Das Sommermärchen in der Allianz Arena...
Das „Sommermärchen“: hier die Allianz Arena

Andreas Mitzschke fragt in einem Blog (Schwarz-Rot-Gold 2016), den er im Freitag veröffentlicht hat:

»Was ist los mit Deutschlands Sommermärchen?«

Ich denke, dass die Antwort auch etwas damit zu tun hat, wie sich die Dinge in den letzten 10 Jahren entwickelt haben, bzw. entwickeln mussten, weil das unter den gegebenen Bedingungen gar nicht anders zu erwarten war. 2006, da war die Lehman Brothers Welt noch in Ordnung, und die Welt bereit, an die Märchen zu glauben, mit der neoliberale Vorbeter uns auf die Narrative der kommenden Dekaden eingestimmt haben. Dazu gehörte ein gewandeltes Deutschland, vor dem sich weder die Griechen, noch die prekär Beschäftigten fürchten sollten, weil dieses Deutschland Märchen über alles liebt und selber märchenhaft freundlich geworden ist. Heute nun kommt der große, böse Wolf. Die italienischen Liebhaber, die unsere Latin Lover Phobien stimulieren weil sie die Mädchenherzen höher schlagen lassen…

Wie dem auch sei: Unsere großartige Fußballnation konnte, wie wir alle wissen, leider bislang noch niemals einen Turniersieg gegen die Mannschaft unserer ehemaligen Gastarbeiter erringen. Und da heute dieses „Schicksalsspiel“ Deutschland – Italien stattfindet, soll das für mich die Gelegenheit sein,  der Welt meinen Kommentar zu dieser weltbewegenden Frage von Andreas Mitzschke auch an dieser Stelle nicht vorzuenthalten.

Was los ist mit Deutschlands Sommermärchen

Ich glaube, dass es ganz einfach ist, die Frage plausibel zu beantworten: Lügen haben kurze Beine.

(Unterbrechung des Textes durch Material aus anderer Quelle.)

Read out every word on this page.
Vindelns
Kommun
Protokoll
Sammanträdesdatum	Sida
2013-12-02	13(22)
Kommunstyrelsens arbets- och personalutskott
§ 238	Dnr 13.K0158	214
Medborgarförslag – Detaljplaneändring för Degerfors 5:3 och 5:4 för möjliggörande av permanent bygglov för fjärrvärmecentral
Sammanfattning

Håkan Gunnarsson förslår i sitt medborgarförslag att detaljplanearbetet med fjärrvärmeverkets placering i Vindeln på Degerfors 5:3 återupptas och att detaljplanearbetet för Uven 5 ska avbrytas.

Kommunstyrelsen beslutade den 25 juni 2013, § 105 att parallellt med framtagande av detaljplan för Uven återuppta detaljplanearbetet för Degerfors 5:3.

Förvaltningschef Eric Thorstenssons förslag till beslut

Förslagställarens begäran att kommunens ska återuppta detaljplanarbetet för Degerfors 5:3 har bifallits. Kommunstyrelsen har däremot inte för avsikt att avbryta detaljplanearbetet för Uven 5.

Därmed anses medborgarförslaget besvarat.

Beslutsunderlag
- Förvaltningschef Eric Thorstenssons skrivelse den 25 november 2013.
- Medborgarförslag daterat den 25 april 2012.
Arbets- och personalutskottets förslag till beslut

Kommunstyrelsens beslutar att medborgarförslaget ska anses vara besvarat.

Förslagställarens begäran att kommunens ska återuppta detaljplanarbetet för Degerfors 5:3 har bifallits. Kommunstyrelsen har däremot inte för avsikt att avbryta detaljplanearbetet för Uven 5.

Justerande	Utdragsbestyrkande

Und wenn das ganze Volk belogen wird, und wenn, um Reibach zu machen zusätzlich auf der sentimentalen Klaviatur eines Nationalgefühls gespielt wird, dem man echte Werte, ehrliche Inhalte zu Grunde legen müsste, damit es kein Fundament aus Sand darstellt, dann darf man sich nicht wundern wenn das dabei heraus kommt, was dabei heraus gekommen ist: Angefangen bei Pegida und noch lange nicht zu Ende bei den Brandsätzen gegen Flüchtlingsunterkünfte, der unseeligen Debatte um die AfD oder dem rechten Rand der rechts von der CSU in Deutschland keine Heimat mehr finden sollte.

Das Problem ist, dass der Schein, (von dem Mitzschke spricht)  „die Deutschen könnten ohne nationalistische Deutschtümelei und völkische Rassenidiotie ihr Land und seine Nationalfarben feiern“ kaum mehr war, als kalkuliertes und nüchternes Geschäftsgebaren und die neue Möglichkeit „wieder stolz sein auf sein Land“ zu sein, von vorne herein kaum mehr, als unerfüllte Sehnsucht, Nachholbedüfnis und als solches ein profitables Verkaufsargument.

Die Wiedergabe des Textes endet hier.